Ce qui me touche également dans La Bayadère est le personnage de Nikiya, "la Bayadère", prisonnière des devoirs de sa fonction. Y a-t-il personnage dont la danse apparaît autant le moyen d'expression unique ? Stravinsky disait que Le lac des Cygnes est une symphonie avec chœurs, récitatifs et airs : autant dire que tout s'y passe par la parole, et on connaît bien les admirables pantomimes où Odette raconte sa terrible histoire au prince. La danse, la pantomime y sont donc comme un équivalent de la parole. Nikiya, elle, c'est différent : la danse est son seul moyen d'expression, elle est à la fois sa prison et son privilège ; c'est de cette tension que naissent, pour moi, quelques-uns des moments les plus émouvants de tout le ballet classique. On vient de voir Billy Budd de Britten à Bastille : la scène où Nikiya veut frapper Gamzatti qui lui vole son amoureux, c'est finalement la même chose que celle où Billy, bégayant sous l'emprise de l'émotion, ne trouve pas d'autre moyen d'expression pour riposter à son vil accusateur qu'un coup de point meurtrier, la violence comme porte de sortie de l'aphasie. Violence qui, sur le navire anglais comme dans l'Inde mystérieuse, frappe en retour son auteur.

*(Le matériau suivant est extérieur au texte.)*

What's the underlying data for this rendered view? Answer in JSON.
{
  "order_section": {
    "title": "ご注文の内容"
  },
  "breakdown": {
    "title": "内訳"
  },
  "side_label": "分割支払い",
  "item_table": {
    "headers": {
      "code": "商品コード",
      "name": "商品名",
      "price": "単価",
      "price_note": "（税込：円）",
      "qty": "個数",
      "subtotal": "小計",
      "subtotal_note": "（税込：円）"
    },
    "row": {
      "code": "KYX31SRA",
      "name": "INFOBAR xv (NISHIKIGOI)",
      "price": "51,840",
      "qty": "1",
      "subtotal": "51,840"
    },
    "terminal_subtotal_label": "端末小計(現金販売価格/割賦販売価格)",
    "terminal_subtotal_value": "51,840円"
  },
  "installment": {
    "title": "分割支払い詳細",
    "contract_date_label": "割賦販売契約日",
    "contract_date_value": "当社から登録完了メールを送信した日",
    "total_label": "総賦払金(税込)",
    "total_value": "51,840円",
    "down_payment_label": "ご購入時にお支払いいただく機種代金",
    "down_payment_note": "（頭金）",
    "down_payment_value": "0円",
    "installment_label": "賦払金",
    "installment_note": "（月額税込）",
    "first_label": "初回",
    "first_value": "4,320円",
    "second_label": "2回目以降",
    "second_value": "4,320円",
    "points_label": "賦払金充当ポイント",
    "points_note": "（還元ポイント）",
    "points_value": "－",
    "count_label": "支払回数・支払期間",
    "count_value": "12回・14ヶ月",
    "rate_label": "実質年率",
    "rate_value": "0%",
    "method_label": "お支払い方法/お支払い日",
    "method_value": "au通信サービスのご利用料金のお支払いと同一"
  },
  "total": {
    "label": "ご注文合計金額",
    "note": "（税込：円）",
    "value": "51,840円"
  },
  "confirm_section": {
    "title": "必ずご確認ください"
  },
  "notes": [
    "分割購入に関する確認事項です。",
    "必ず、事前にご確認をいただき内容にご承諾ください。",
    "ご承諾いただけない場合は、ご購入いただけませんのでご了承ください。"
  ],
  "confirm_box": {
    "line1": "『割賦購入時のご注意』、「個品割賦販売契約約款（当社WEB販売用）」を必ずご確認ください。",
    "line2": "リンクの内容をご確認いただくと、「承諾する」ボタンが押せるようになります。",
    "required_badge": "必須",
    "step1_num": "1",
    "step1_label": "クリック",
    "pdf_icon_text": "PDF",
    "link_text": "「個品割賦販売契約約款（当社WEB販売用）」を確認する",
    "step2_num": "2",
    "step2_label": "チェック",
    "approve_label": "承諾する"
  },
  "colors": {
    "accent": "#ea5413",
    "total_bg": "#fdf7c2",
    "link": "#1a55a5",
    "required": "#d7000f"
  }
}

Le point fort de ce ballet, du point de vue dramatique, est cette confrontation de deux personnages féminins, tous deux bien plus riches que l'image compassée de la princesse de conte de fées. Gamzatti nous est présentée selon ce stéréotype, mais on découvre progressivement qu'elle n'est pas une victime sacrificielle, mais une fille qui sait ce qu'elle veut et qui est capable d'agir pour imposer sa volonté, tandis que Nikiya rayonne d'une force intérieure douloureuse. La danse classique ne sait pas raconter les histoires avec autant de détails qu'un roman, un film, ou même un opéra ; mais elle sait réduire les conflits à leur essence, au-delà de la vraisemblance psychologique : c'est sa faiblesse pour une consommation immédiate, mais je crois que c'est ce qui m'y attache avec autant de passion.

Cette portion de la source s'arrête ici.